Quelques mois après la mort brutale de Charlie Parker, le monde du jazz pense avoir trouvé en « Cannonball » Adderley son digne successeur tant l’imitation du style est parfaite. Avec Nat Adderley, son frère cornettiste, il forme en 1956 un quintette inspiré de celui de Charlie Parker et Dizzy Gillespie, et devient rapidement le plus célèbre des saxophonistes altos « post-parkeriens ». En octobre 1957, « Cannonball » Adderley rejoint Miles Davis avec qui il grave dans un premier temps sous son propre nom l’album Somethin’Else (1958), célèbre pour sa version « historique » d’« Autumn Leaves ». Puis, en tant que sideman (ou « musicien accompagnateur »), aux côtés de John Coltrane et de Bill Evans, il participe notamment à l’enregistrement des albums Milestones et Kind of Blue (1959) de Miles Davis.
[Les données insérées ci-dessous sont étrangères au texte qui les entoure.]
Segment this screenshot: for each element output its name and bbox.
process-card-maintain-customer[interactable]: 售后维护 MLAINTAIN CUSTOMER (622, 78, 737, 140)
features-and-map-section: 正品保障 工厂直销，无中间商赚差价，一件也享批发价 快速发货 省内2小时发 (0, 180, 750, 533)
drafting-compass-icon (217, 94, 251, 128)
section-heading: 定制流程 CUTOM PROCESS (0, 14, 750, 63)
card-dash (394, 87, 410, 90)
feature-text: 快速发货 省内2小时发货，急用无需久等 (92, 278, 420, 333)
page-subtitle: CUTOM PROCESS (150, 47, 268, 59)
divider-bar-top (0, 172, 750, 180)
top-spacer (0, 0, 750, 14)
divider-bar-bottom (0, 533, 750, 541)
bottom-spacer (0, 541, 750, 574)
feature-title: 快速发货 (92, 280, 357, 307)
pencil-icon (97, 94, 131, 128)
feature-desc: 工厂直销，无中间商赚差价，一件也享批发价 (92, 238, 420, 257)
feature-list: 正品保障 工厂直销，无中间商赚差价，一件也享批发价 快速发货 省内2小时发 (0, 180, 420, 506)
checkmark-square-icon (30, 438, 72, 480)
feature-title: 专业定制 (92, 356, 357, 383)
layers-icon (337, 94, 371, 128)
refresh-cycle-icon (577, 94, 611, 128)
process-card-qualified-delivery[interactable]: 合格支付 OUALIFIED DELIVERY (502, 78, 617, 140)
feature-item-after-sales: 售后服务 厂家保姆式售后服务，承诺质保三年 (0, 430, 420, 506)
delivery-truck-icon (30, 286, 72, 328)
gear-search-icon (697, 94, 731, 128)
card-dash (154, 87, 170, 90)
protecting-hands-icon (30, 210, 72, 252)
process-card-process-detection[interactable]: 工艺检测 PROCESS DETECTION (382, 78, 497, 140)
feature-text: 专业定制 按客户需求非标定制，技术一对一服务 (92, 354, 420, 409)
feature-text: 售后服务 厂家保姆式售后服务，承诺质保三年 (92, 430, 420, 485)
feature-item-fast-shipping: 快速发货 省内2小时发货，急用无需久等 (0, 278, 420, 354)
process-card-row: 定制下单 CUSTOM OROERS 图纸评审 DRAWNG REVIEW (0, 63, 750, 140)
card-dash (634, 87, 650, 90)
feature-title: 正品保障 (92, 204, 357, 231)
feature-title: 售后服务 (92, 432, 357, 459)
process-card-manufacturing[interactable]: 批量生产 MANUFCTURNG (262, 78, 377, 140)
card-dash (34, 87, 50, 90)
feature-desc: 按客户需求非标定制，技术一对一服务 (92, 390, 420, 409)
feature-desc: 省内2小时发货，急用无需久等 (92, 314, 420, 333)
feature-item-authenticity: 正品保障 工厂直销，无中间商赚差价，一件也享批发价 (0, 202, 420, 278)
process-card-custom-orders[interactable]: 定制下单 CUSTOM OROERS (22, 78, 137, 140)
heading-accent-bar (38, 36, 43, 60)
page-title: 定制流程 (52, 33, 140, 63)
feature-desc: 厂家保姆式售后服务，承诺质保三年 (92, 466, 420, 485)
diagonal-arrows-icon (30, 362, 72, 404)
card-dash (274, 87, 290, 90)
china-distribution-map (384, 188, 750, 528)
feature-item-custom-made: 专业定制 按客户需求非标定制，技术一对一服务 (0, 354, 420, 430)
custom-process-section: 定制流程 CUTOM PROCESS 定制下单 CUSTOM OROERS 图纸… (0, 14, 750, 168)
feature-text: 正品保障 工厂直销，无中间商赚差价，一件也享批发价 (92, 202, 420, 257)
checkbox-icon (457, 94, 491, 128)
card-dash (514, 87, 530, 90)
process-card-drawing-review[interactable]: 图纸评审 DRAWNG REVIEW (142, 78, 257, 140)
4. « Cannonball » Adderley et le hard bop

En 1960, toujours en compagnie de son frère Nat, « Cannonball » Adderley propose un nouveau quintette, avec le pianiste Bobby Timmons, le contrebassiste Sam Jones et le batteur Louis Hayes. Cette nouvelle formation touche une considérable audience et obtient un important succès discographique avec l’album The Cannonball Adderley Quintet in San Francisco et des « tubes » tels que « This Here » (signé Bobby Timmons), « Sermonette » ou encore « Work Song ». Entre 1958 et 1961, il s’offre les services de quelques grands noms du piano : Hank Jones, Bill Evans, Wynton Kelly ou le Britannique Victor Feldman.
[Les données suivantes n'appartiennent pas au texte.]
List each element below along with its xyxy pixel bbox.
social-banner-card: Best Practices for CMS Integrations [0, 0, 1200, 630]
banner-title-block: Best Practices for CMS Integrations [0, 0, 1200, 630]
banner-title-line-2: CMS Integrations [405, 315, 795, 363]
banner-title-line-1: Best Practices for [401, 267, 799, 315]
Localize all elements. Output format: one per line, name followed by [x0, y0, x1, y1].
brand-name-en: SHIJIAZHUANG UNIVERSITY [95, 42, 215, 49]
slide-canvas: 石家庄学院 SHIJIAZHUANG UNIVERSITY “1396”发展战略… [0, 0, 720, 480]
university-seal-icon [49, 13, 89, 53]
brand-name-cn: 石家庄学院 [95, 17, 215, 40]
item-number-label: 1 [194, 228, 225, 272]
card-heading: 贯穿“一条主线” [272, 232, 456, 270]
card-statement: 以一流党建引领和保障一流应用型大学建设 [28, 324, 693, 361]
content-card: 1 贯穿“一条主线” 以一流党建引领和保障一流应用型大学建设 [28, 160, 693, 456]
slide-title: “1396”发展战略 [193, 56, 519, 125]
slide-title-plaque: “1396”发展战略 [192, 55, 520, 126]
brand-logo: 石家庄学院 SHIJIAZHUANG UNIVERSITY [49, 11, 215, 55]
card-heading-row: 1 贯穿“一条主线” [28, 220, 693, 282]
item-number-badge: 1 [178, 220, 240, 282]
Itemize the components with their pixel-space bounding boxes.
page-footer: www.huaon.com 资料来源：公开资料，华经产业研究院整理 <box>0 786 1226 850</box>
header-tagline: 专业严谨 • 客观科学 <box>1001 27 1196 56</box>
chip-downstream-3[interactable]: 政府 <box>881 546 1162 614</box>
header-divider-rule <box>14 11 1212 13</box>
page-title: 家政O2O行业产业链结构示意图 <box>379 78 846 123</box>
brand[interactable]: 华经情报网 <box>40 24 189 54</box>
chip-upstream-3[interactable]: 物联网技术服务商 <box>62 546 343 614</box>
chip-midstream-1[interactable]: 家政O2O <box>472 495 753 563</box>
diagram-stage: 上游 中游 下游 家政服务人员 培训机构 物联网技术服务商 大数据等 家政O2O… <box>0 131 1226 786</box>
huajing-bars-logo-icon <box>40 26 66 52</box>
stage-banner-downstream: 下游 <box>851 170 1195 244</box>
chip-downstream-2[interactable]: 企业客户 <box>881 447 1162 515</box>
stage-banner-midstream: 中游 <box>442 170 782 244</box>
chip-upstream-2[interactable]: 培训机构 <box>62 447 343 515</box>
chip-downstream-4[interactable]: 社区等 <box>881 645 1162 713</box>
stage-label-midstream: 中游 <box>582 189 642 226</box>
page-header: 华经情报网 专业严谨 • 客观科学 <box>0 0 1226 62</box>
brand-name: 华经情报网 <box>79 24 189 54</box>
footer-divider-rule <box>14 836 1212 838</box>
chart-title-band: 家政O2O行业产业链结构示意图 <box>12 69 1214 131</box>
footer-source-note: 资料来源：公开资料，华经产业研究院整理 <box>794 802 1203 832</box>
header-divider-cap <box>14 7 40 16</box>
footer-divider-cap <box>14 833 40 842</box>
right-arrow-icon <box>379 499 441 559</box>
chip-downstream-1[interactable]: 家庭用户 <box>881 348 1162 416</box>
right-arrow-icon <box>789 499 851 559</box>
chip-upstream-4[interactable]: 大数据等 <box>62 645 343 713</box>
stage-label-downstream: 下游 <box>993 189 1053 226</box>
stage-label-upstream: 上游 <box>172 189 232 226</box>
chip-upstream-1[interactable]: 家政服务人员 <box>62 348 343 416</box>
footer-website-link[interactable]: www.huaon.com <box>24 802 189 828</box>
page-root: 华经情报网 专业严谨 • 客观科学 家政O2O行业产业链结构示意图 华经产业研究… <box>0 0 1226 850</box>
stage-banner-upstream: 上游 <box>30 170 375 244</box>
Empruntant non seulement à Charlie Parker mais également à Benny Carter et John Coltrane, le discours de « Cannonball » s’inscrit alors dans la mouvance hard bop, se distinguant par sa fluidité, sa vélocité et une superbe sonorité ronde et large, immédiatement identifiable ; l’ensemble étant soutenu par une suprême élégance dans la construction mélodique. Avec la contribution du Viennois Joe Zawinul (piano électrique) de 1961 à 1969, le groupe, auquel s’ajoute Yusef Lateef (saxophone ténor, flûte et hautbois), s’oriente vers un jazz pétri d’influences « bluesy » et « funky » et devient l’archétype du courant « soul ». « Mercy, Mercy, Mercy », une composition de Zawinul présente sur l’album Mercy, Mercy, Mercy! Live at « the Club » (1966), est le plus gros succès du groupe, tant au niveau de la qualité musicale qu’à celui des ventes de disques.

5. Vers un jazz plus commercial

« Cannonball » Adderley collabore par la suite épisodiquement avec les chanteuses Nancy Wilson et Lou Rawls. Dans les années 1970, Zawinul est remplacé par George Duke et « Cannonball », l’un des premiers saxophonistes à électrifier son instrument, se met au soprano. Il signe en 1973 sur le label Fantasy pour quelques albums d’une facture plus commerciale.

« Cannonball » Adderley se produira dans des festivals au cours de tournées épuisantes (il est en effet diabétique) jusqu’à son décès en 1975, des suites d’une congestion cérébrale.